DOSSIER_DE_RECHERCHE
Accumulation de travail invisible
L'accumulation de travail invisible est l'effet composé de recevoir des quantités disproportionnées de travail réel et coûteux mais absent des descriptions de poste, des listes de livrables et des évaluations de performance. Williams et Dempsey identifient trois flux qui l'alimentent : le travail domestique de bureau (travail de liant administratif que personne d'autre ne fera), le travail émotionnel (l'expression émotionnelle gérée de Hochschild pour le bénéfice de l'équipe et des parties prenantes) et les tâches de ré-preuve (démonstrations répétées de compétence pour lesquelles les pairs reçoivent du crédit par défaut). Parce que chaque flux est individuellement petit et souvent socialement inrefusable, l'accumulation tend à n'être remarquée qu'avec du recul — quand le ressentiment a déjà atteint des niveaux significatifs.
VOIR LA PRATIQUE
Transforme une pensée expliquée par cette recherche en un geste clair.
LA PENSÉE
“Dire non va leur faire croire que j'ai atteint mes limites”
TA RÉPONSE ENREGISTRÉE
“Dire non à une tâche, c'est choisir ce qui compte vraiment — pas prouver que je suis cassé.”
UN PAS PRIVÉ
Identifie une tâche ou un engagement que tu repousses depuis plus de dix jours. Écris en privé une phrase : pourquoi tu ne le feras pas cette semaine. N'envoie rien. Laisse reposer deux jours et observe si quelqu'un te demande des comptes ou si ta réputation change.
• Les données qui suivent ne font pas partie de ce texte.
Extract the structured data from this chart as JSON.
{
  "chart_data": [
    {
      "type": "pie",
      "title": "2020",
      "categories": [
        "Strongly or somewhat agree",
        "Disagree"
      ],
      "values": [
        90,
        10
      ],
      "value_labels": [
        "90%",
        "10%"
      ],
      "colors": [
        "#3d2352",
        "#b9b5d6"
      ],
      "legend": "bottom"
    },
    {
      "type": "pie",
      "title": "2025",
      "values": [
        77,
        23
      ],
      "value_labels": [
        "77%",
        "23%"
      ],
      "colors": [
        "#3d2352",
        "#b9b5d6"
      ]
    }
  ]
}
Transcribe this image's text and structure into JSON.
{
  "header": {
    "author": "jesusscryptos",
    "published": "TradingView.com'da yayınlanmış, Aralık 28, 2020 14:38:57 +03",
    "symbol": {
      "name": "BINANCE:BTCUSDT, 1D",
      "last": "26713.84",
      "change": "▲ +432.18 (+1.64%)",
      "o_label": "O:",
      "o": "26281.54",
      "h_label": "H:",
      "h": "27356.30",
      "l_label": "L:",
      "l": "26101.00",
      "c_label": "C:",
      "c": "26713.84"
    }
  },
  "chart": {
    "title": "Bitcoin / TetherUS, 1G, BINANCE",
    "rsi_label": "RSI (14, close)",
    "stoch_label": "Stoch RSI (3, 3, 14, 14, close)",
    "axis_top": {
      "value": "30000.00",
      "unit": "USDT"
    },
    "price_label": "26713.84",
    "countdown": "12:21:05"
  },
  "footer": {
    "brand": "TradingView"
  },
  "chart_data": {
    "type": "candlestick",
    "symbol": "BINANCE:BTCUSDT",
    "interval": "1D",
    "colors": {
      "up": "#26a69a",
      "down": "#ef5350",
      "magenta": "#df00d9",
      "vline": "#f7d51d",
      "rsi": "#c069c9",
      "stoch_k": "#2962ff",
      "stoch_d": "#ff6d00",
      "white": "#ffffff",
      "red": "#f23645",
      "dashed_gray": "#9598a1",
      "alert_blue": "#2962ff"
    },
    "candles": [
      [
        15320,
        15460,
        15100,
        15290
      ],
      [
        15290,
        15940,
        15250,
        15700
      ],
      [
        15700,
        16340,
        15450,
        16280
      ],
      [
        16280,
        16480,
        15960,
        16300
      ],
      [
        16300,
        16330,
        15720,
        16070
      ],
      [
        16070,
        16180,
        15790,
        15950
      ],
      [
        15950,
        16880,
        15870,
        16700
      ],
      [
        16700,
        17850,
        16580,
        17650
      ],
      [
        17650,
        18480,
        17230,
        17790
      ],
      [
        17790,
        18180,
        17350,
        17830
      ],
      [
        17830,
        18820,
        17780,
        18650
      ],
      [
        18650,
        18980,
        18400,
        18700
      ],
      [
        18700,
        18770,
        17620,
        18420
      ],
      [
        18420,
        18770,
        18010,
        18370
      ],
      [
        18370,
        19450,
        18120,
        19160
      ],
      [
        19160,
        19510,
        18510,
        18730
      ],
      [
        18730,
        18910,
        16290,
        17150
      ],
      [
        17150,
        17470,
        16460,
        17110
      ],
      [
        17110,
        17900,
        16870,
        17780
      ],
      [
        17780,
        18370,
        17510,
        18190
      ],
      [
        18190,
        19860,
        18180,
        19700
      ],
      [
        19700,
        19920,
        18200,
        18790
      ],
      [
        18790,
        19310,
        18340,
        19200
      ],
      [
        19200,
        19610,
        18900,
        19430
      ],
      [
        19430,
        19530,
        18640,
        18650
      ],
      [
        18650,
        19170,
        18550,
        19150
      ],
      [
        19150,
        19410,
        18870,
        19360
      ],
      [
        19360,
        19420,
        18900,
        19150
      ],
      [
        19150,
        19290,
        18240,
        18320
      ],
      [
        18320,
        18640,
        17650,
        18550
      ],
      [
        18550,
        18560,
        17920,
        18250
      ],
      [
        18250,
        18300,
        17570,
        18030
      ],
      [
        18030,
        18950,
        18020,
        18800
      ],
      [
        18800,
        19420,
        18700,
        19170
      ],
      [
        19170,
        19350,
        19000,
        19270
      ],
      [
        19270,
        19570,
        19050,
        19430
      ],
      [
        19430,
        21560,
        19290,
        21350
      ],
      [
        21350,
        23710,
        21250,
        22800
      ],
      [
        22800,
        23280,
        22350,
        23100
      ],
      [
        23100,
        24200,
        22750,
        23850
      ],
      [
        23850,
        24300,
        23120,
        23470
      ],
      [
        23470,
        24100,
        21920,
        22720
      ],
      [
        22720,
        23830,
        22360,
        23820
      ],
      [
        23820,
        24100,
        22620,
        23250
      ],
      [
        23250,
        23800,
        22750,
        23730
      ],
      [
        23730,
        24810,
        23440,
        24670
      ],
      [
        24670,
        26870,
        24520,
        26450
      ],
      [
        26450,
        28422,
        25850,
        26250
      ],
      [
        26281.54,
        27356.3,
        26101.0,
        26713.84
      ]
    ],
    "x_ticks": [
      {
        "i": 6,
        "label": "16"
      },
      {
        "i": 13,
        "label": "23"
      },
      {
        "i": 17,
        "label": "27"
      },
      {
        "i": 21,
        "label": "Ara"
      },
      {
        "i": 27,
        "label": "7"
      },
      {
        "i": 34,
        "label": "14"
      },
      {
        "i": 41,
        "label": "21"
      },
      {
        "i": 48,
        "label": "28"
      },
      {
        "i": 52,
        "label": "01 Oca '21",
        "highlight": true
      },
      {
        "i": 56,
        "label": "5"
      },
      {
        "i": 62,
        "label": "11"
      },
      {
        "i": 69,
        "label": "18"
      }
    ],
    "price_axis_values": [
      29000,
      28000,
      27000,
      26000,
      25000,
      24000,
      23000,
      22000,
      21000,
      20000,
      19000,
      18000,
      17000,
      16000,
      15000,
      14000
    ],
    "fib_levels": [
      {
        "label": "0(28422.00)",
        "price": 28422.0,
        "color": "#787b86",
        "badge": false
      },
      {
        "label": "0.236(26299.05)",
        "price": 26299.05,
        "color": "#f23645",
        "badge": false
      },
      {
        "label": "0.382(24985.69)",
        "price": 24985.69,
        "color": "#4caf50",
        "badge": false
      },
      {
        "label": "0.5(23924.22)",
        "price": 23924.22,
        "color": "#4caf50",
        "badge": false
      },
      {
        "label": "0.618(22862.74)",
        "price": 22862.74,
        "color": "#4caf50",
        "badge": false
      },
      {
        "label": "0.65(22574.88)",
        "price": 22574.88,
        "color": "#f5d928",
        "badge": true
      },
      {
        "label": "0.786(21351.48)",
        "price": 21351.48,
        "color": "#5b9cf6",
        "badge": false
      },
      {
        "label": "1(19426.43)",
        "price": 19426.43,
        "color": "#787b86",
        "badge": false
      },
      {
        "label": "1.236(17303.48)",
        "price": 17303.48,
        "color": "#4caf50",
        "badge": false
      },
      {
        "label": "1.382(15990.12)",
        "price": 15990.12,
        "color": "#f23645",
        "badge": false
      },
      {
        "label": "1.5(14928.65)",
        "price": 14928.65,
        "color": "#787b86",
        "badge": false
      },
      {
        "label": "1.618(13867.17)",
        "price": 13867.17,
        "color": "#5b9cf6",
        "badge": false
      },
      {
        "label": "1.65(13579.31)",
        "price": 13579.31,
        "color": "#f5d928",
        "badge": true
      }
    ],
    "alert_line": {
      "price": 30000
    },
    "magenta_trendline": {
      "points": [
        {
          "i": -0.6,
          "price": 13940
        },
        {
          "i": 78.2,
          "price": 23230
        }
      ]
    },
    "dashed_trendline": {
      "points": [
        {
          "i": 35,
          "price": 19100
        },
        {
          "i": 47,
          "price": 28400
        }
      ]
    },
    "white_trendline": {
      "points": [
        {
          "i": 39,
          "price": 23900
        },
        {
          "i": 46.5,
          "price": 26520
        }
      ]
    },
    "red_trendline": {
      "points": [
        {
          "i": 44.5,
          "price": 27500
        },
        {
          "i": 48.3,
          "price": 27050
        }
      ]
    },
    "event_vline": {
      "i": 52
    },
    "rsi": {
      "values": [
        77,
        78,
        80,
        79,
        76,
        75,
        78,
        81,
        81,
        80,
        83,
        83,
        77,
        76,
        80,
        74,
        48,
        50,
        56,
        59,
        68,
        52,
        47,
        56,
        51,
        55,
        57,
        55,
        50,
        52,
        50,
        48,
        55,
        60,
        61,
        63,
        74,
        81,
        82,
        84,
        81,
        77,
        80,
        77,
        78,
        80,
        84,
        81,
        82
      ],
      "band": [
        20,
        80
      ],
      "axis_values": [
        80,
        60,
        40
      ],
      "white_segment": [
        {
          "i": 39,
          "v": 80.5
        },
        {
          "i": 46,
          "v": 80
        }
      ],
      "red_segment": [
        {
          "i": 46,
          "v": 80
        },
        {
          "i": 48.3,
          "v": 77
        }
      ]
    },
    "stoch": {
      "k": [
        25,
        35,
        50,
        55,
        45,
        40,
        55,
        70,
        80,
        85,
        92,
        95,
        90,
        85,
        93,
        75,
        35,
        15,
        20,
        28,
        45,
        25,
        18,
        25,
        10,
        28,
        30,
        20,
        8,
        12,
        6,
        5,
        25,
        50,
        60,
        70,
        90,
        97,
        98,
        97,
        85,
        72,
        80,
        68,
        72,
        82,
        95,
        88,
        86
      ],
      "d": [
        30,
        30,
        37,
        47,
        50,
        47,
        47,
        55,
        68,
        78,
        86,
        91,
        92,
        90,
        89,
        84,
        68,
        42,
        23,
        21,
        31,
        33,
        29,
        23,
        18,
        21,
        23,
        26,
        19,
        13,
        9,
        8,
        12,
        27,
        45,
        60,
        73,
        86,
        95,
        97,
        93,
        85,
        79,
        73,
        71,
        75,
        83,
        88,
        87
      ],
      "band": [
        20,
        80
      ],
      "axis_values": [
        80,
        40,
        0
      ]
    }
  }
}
Comment ça sonne dans ta tête
Le scénario intérieur : 'C'est bien, je peux m'en occuper — c'est juste une chose de plus.' La recherche pointe sur le poids cumulatif : chaque pièce supplémentaire de travail domestique de bureau ou de travail émotionnel est présentée comme une petite demande, mais l'ensemble est une charge structurelle qui n'apparaît dans aucune évaluation, n'est pas compensée par des livrables primaires réduits et se répète à chaque cycle. L'accumulation de travail invisible est la somme de mille 'juste une chose de plus' que personne n'a comptabilisées.